Mi avvio alla conclusione.
La nostra è una mozione semplice e concreta. Chiediamo di avviare una revisione del regolamento per semplificare le procedure, ridurre gli oneri a carico dei cittadini ed eliminare gli elementi eccessivamente burocratici. Chiediamo di reintrodurre il vincolo di bilancio sulle monetizzazioni. Chiediamo di coinvolgere operatori del settore, associazioni di categoria e cittadini nella fase di revisione del testo. E chiediamo, infine, che la Giunta riferisca in Consiglio entro 60 giorni sullo stato di attuazione di questo impegno.
Non si tratta di scegliere tra la tutela del verde e i diritti dei cittadini. Si tratta di costruire regole che difendano il verde senza trasformarsi in un percorso incerto, costoso e frustrante per chi vuole rispettarle.
Per queste ragioni, chiediamo a quest’aula di approvare la mozione.
Raffaele Fagioli
COMMENTO A QUANTO ACCADUTO IN CONSIGLIO COMUNALE
Per la cronaca: la mozione è stata votata a favore solo dalla Lega, FI, Fdi, Ciceroni e Amadio, ma è stata respinta dai consiglieri di maggioranza e dall’ex sindaco Airoldi.
Posizione ambigua quella dei consiglieri di maggioranza che hanno espresso volontà di rivedere il regolamento del verde a seguito dell’impegno preso dall’assessore al verde Lattuada, ma che hanno votato contro la mozione della Lega.
All’interno della maggioranza si sono presentati due punti di vista diametralmente opposti.
Esponenti di Azione si sono detti fortemente contrari a norme vessatorie contenute nell’attuale testo del regolamento, ritenute “stupide” posizioni ideologiche.
Questa posizione sarà difficilmente condivisibile da PD e Tu@Saronno i cui consiglieri hanno espresso una posizione diametralmente contraria sostenendo che non sia vessatorio chiedere ai cittadini proprietari di piante e arbusti di pagare un agronomo migliaia di euro per presentare un progetto di abbattimento o potatura, in quanto il verde pubblico va tutelato sopra ogni cosa.
Queste due posizioni della maggioranza potranno trovare difficilmente una quadra, quindi difficilmente una revisione del regolamento del verde approderà in consiglio comunale o nelle commissioni, come ha fatto invece intendere l’assessore Lattuada che abbiamo visto in forte difficoltà.

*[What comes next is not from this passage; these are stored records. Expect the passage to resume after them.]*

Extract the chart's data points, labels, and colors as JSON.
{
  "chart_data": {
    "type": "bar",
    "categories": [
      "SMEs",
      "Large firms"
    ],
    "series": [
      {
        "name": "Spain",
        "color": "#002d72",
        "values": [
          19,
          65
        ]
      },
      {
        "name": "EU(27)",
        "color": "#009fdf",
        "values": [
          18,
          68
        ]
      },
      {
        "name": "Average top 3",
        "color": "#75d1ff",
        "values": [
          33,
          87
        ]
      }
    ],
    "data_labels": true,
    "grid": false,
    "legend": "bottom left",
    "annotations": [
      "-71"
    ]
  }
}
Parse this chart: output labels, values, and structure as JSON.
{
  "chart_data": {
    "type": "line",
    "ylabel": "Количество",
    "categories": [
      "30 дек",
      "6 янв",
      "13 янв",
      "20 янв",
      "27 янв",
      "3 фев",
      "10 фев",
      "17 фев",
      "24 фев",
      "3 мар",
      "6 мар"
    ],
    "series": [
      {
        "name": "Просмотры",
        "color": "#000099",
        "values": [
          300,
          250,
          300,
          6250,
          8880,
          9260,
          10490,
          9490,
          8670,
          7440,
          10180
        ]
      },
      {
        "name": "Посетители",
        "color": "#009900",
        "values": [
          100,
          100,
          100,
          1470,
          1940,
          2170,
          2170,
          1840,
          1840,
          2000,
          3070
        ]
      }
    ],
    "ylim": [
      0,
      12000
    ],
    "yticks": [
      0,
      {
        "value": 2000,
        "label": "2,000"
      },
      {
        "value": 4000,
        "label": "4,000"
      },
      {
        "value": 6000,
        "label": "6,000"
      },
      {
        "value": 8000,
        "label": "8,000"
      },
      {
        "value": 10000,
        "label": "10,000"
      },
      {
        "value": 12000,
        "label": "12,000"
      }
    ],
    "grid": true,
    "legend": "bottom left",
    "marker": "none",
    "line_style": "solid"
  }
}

Ora capiamo la posizione dell’assessore Lattuada che ha tentato di chiedere il ritiro della mozione della Lega, forse per evitare -pensiamo noi- che queste posizioni diametralmente opposte della sua maggioranza trovassero evidenza in consiglio comunale.

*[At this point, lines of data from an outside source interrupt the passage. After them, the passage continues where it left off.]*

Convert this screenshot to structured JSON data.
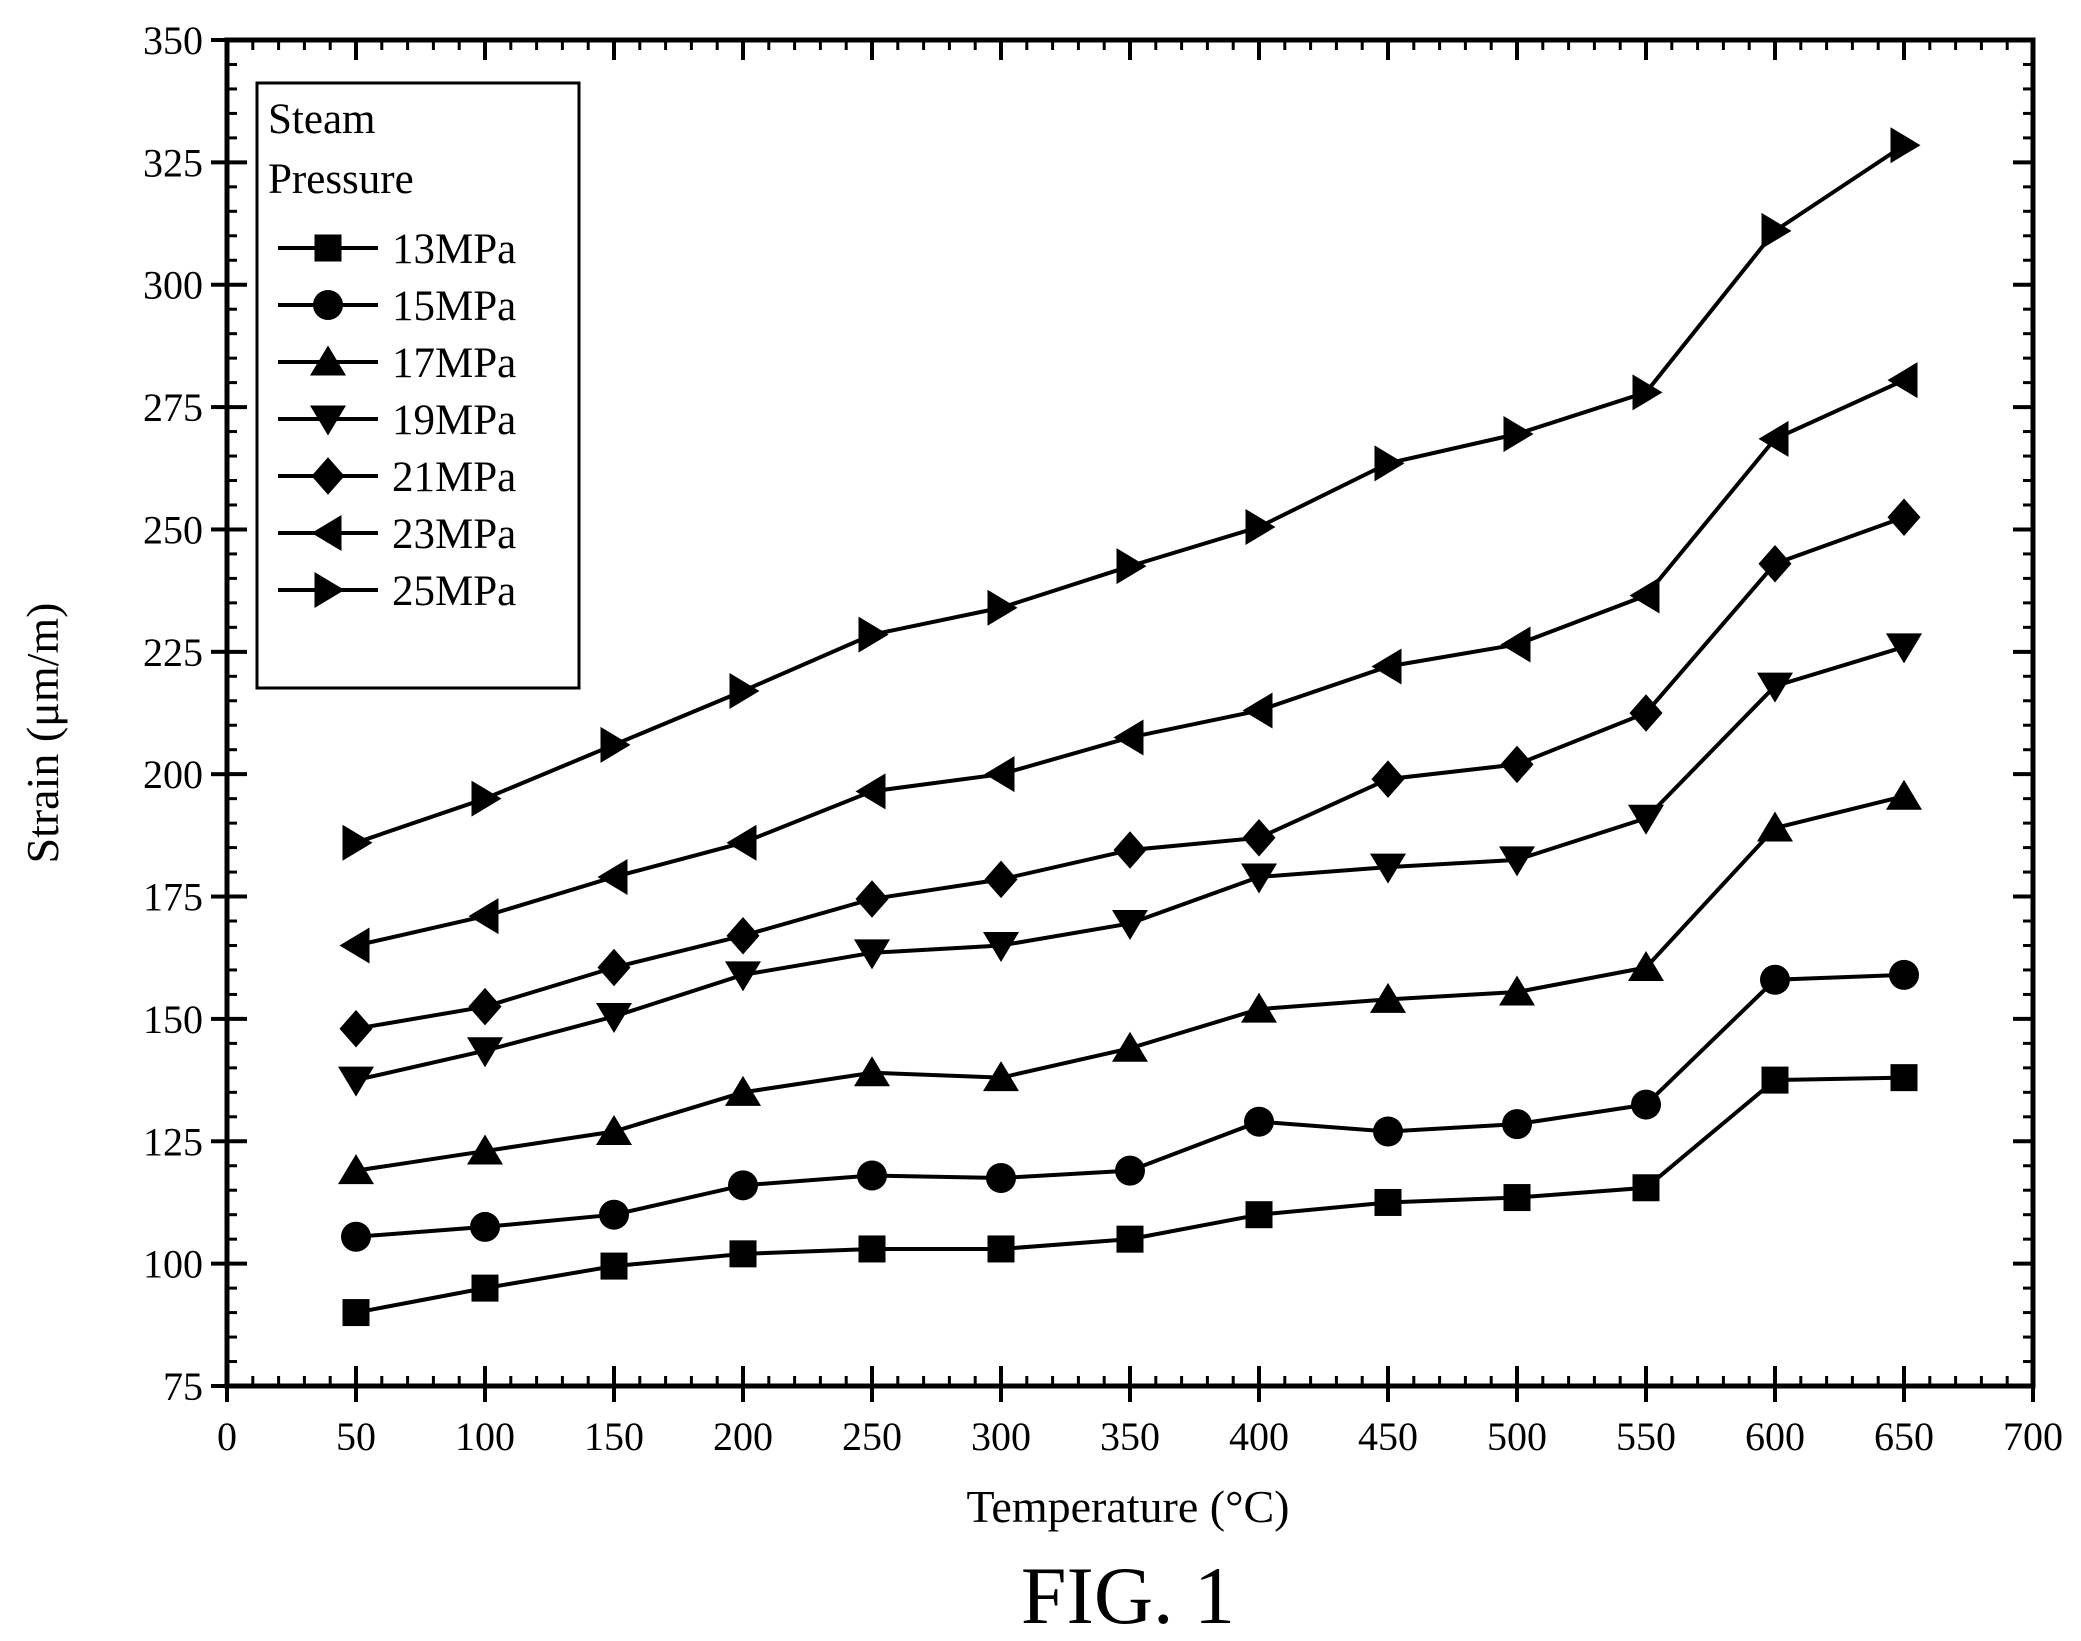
{
  "figure": {
    "caption": "FIG. 1"
  },
  "chart_data": {
    "type": "line",
    "xlabel": "Temperature (°C)",
    "ylabel": "Strain (μm/m)",
    "xlim": [
      0,
      700
    ],
    "ylim": [
      75,
      350
    ],
    "x_ticks": [
      0,
      50,
      100,
      150,
      200,
      250,
      300,
      350,
      400,
      450,
      500,
      550,
      600,
      650,
      700
    ],
    "y_ticks": [
      75,
      100,
      125,
      150,
      175,
      200,
      225,
      250,
      275,
      300,
      325,
      350
    ],
    "x": [
      50,
      100,
      150,
      200,
      250,
      300,
      350,
      400,
      450,
      500,
      550,
      600,
      650
    ],
    "grid": false,
    "legend": {
      "title": "Steam Pressure",
      "title_lines": [
        "Steam",
        "Pressure"
      ],
      "position": "top-left"
    },
    "series": [
      {
        "name": "13MPa",
        "marker": "square",
        "values": [
          90,
          95,
          99.5,
          102,
          103,
          103,
          105,
          110,
          112.5,
          113.5,
          115.5,
          137.5,
          138
        ]
      },
      {
        "name": "15MPa",
        "marker": "circle",
        "values": [
          105.5,
          107.5,
          110,
          116,
          118,
          117.5,
          119,
          129,
          127,
          128.5,
          132.5,
          158,
          159
        ]
      },
      {
        "name": "17MPa",
        "marker": "triangle-up",
        "values": [
          119,
          123,
          127,
          135,
          139,
          138,
          144,
          152,
          154,
          155.5,
          160.5,
          189,
          195.5
        ]
      },
      {
        "name": "19MPa",
        "marker": "triangle-down",
        "values": [
          137.5,
          143.5,
          150.5,
          159,
          163.5,
          165,
          169.5,
          179,
          181,
          182.5,
          191,
          218,
          226
        ]
      },
      {
        "name": "21MPa",
        "marker": "diamond",
        "values": [
          148,
          152.5,
          160.5,
          167,
          174.5,
          178.5,
          184.5,
          187,
          199,
          202,
          212.5,
          243,
          252.5
        ]
      },
      {
        "name": "23MPa",
        "marker": "triangle-left",
        "values": [
          165,
          171,
          179,
          186,
          196.5,
          200,
          207.5,
          213,
          222,
          226.5,
          236.5,
          268.5,
          280.5
        ]
      },
      {
        "name": "25MPa",
        "marker": "triangle-right",
        "values": [
          186,
          195,
          206,
          217,
          228.5,
          234,
          242.5,
          250.5,
          263.5,
          269.5,
          278,
          311,
          328.5
        ]
      }
    ]
  }
}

Attendiamo – poco fiduciosi a dire la verità- una convocazione urgente della commissione ambiente e della commissione regolamenti per esaminare i lavori di revisione del regolamento sin qui portati avanti dai tecnici e dall’assessore Lattuada.
Vedremo quanto le promesse di coerenza dell’assessore Lattuada potranno essere soddisfatte.
Angelo Veronesi
Segretario Lega Lombarda di Saronno.